RCA: deux anciens Premiers ministres se disputeront le second tour des présidentielles

Le second tour des élections présidentielles en Centrafrique opposera deux anciens Premiers ministres du pays, un duel de choc qui déplaît à une partie de la classe politique centrafricaine et plus particulièrement à d’autres candidats briguant la présidence.

Ces derniers réclament l’arrêt du processus électoral à cause de la proximité entre l’ex-président François Bozizé et les deux candidats retenus pour le second tour. D’après le décompte fait par l’Autorité Nationale des Elections (ANE) pour le premier tour des élections présidentielles, Anicet Georges Dologuélé arrive en tête du suffrage avec un peu moins de 24% des voix.

Le candidat Faustin Archange Touadéra arrive, quant à lui, en seconde position avec près de 20% des voix. Ce seront donc ces deux anciens Premiers ministres qui s’affronteront le 31 janvier prochain durant le second tour des élections présidentielles.

L’ancien chef de gouvernement, M. Dologuélé, était jusque-là pressenti pour remporter haut la main ces élections.
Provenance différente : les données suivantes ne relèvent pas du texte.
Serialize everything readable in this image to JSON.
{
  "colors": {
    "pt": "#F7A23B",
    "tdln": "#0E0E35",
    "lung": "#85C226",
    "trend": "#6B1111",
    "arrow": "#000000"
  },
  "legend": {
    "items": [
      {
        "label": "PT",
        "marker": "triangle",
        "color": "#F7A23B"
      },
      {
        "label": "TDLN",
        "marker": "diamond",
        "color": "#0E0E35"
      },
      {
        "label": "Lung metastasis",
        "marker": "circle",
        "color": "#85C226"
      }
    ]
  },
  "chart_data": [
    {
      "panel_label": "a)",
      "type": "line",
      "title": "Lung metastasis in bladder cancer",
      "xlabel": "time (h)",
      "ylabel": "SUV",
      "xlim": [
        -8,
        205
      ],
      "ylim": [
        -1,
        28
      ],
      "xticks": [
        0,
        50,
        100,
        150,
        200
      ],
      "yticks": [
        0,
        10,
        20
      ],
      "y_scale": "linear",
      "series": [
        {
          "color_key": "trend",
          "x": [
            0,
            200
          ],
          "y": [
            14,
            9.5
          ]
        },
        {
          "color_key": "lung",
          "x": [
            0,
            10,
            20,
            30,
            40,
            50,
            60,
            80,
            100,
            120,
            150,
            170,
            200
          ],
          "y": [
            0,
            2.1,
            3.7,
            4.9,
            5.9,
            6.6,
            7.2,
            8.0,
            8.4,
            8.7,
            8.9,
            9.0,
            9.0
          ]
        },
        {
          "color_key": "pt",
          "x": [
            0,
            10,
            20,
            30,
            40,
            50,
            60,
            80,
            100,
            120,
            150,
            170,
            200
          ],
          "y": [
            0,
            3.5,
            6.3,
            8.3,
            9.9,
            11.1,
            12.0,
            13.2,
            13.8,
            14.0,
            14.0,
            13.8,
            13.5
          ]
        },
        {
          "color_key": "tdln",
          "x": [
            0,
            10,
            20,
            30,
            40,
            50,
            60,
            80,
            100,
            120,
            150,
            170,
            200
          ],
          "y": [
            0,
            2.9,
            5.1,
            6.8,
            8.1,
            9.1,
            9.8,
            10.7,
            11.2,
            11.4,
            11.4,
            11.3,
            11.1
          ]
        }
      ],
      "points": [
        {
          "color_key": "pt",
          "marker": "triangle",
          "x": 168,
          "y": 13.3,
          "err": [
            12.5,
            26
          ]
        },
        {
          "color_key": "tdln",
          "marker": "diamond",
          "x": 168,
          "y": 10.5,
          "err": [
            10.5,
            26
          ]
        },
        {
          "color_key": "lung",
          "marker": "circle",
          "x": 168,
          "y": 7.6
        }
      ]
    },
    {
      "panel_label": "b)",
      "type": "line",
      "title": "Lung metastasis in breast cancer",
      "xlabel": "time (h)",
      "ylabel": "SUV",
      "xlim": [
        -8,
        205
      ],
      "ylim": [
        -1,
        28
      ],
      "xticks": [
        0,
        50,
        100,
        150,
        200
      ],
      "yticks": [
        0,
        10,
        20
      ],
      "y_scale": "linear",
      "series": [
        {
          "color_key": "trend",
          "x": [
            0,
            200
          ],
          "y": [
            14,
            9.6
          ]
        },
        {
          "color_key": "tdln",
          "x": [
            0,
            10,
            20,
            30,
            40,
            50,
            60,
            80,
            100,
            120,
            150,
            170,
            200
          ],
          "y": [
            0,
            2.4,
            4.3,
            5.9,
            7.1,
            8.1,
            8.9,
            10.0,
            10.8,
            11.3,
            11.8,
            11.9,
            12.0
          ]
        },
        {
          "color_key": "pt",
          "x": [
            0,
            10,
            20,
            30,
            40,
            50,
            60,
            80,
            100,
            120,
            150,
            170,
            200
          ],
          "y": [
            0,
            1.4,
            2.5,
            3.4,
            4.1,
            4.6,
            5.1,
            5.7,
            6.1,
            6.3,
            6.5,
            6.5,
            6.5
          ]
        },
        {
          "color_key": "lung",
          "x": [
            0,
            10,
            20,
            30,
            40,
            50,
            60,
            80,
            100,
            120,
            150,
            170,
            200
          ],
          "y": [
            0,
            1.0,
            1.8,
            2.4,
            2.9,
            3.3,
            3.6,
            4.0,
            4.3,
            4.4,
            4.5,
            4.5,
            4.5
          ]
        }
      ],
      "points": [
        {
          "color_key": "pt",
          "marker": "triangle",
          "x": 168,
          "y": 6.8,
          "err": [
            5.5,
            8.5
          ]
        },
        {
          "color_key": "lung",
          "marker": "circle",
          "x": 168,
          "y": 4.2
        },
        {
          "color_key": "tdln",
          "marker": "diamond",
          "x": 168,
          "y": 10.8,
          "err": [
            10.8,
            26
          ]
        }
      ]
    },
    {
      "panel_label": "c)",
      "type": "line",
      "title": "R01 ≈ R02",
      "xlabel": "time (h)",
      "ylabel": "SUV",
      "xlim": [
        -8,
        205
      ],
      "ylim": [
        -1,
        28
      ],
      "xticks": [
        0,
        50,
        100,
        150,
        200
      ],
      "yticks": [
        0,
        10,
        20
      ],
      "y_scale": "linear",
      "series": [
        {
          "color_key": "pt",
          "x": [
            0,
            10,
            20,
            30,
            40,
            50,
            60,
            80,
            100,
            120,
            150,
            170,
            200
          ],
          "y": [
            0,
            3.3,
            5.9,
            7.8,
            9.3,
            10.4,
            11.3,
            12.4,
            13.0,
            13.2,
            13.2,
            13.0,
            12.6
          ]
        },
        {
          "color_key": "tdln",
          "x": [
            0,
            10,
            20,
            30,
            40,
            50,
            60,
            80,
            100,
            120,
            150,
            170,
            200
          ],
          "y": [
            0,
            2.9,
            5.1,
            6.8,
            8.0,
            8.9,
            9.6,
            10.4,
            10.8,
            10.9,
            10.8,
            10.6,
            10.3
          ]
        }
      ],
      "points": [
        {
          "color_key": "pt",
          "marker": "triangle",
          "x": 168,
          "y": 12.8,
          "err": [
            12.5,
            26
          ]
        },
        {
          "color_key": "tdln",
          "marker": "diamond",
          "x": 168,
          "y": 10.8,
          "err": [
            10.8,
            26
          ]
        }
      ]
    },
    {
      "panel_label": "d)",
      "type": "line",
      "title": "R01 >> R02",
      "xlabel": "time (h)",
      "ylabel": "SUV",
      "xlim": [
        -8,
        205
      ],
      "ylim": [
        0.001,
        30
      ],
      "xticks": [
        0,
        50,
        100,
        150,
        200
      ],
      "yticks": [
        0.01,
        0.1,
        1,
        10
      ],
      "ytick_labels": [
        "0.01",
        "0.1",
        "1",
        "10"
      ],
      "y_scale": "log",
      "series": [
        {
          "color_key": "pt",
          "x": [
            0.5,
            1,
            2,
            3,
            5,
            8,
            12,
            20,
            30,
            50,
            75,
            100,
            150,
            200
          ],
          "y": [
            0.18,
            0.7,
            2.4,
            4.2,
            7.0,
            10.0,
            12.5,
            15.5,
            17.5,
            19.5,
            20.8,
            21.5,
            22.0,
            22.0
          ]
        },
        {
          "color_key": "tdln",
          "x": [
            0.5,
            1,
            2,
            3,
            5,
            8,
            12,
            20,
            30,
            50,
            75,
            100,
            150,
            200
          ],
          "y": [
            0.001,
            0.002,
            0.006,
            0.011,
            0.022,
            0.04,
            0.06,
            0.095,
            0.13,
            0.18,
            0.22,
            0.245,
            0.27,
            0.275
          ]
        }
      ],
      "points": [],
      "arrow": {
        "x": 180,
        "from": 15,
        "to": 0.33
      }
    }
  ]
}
Les pronostics laissaient en effet penser qu’il pouvait même gagner le suffrage dès le premier tour, grâce notamment à un accord signé avec le KNK, le parti de François Bozizé.

Un soutien de taille qui n’a toutefois pas empêché Faustin Touadéra, également ancien Premier ministre, de réussir à décrocher la seconde place du premier tour. Son score de près de 20% des voix constitue une véritable surprise, dans la mesure où il s’est présenté comme candidat indépendant. Son parti le KNK, avait en effet officiellement apporté son soutien à celui qui devient aujourd’hui son rival.

Cet imbroglio politique où se mêlent jeu de pouvoir et alliances politiques imprévues, avait largement été utilisé par certaines personnalités pour dénoncer « une mascarade politique » à laquelle se livrent les deux candidats retenus pour le second tour.

Une vingtaine de candidat à la présidence avait dès le début de la semaine alerté sur des cas de fraudes et exigé l’arrêt des opérations électorales. Malgré leurs revendications, l’ANE n’a pas pris en compte leurs doléances et poursuivi le processus électoral.